Toyota ups profit outlook as sales grow in SE Asia, America
TOKYO - Toyota Motor Corp. raised its group operating profit projection Monday for the current business year through March to 1.05 trillion yen, from an earlier projected 1 trillion yen, on brisk sales in Southeast Asia and North America, despite declining sales in China.
Japan's largest automaker said its group vehicle sales totaled 4.52 million units in the six-month period through September, up 1.49 million units from a year earlier, with sales in Asia, excluding Japan, logging a record high of 839,865 units for any half-year period, up from 615,188, due mainly to robust performances in Thailand and Indonesia.
Toyota attributed a bright performance in North America to increased sales of its mainstay vehicles such as the Camry sedan and the Corolla passenger car, as well as the RAV4 sport utility vehicle.
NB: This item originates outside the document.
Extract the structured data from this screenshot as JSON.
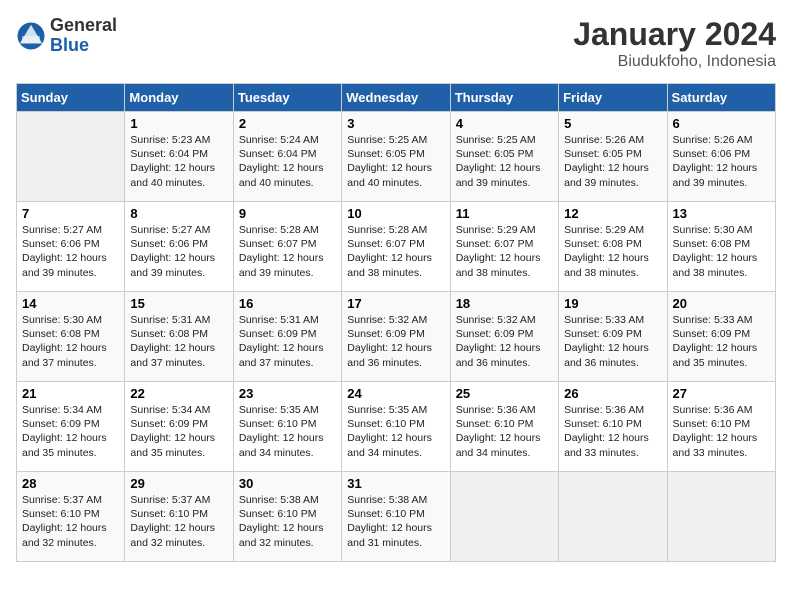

Sales volume in the region rose 571,424 units to 1.26 million units.
The automaker said it revised upward its earnings forecasts for the full business year as its earnings are expected to improve on cost-cutting efforts.
Toyota's parent-only operating loss for the year is expected to narrow from earlier projected 70 billion yen to 20 billion yen partly through such efforts.
The automaker, however, slashed its global sales target for the full business year by 50,000 units to 8.75 million units, citing the negative impact of a sales plunge in China in the wake of anti-Japanese protests in the country over a territorial dispute.
Executive Vice President Satoshi Ozawa said at a news conference the sales slump in China would affect Toyota's group net balance by roughly 30 billion yen for the full business year and would cut its vehicle sales by 200,000 units in the second half of the business year.
According to Toyota, the automaker's sales volume in China accounted for around 12 percent of its parent-only global sales of 7.1 million units in 2011.
Ozawa also acknowledged it would be difficult to achieve the goal of producing a record high 10.05 million vehicles in 2012 the automaker announced earlier, saying production is expected to be "a little less than 10 million units."
Toyota also revised upward its group net profit projection for fiscal 2012 to 780 billion yen from a profit of 760 billion yen projected in August on sales of 21.3 trillion yen, down from an earlier projected 22.0 trillion yen. The latest sales estimate represents a 14.6 percent increase from the year before.
In the April to September period, Toyota said its group net profit jumped to 548.27 billion yen from 81.58 billion yen a year earlier. Its group operating profit returned to the black, standing at 693.75 billion yen compared with a loss of 32.57 billion yen, on consolidated sales of 10.91 trillion yen, up 36.1 percent.
Aided by rosy sales of hybrid vehicles such as the Prius and the Aqua, as well as the government's subsidy program for the purchase of eco-friendly cars, sales in Japan climbed 394,867 units to 1.19 million units.
Ozawa, however, said sales volume in the domestic market is expected to drop around 130,000 units in the October to March period following the termination in September of the subsidy program, adding it aims to stay afloat by introducing new models.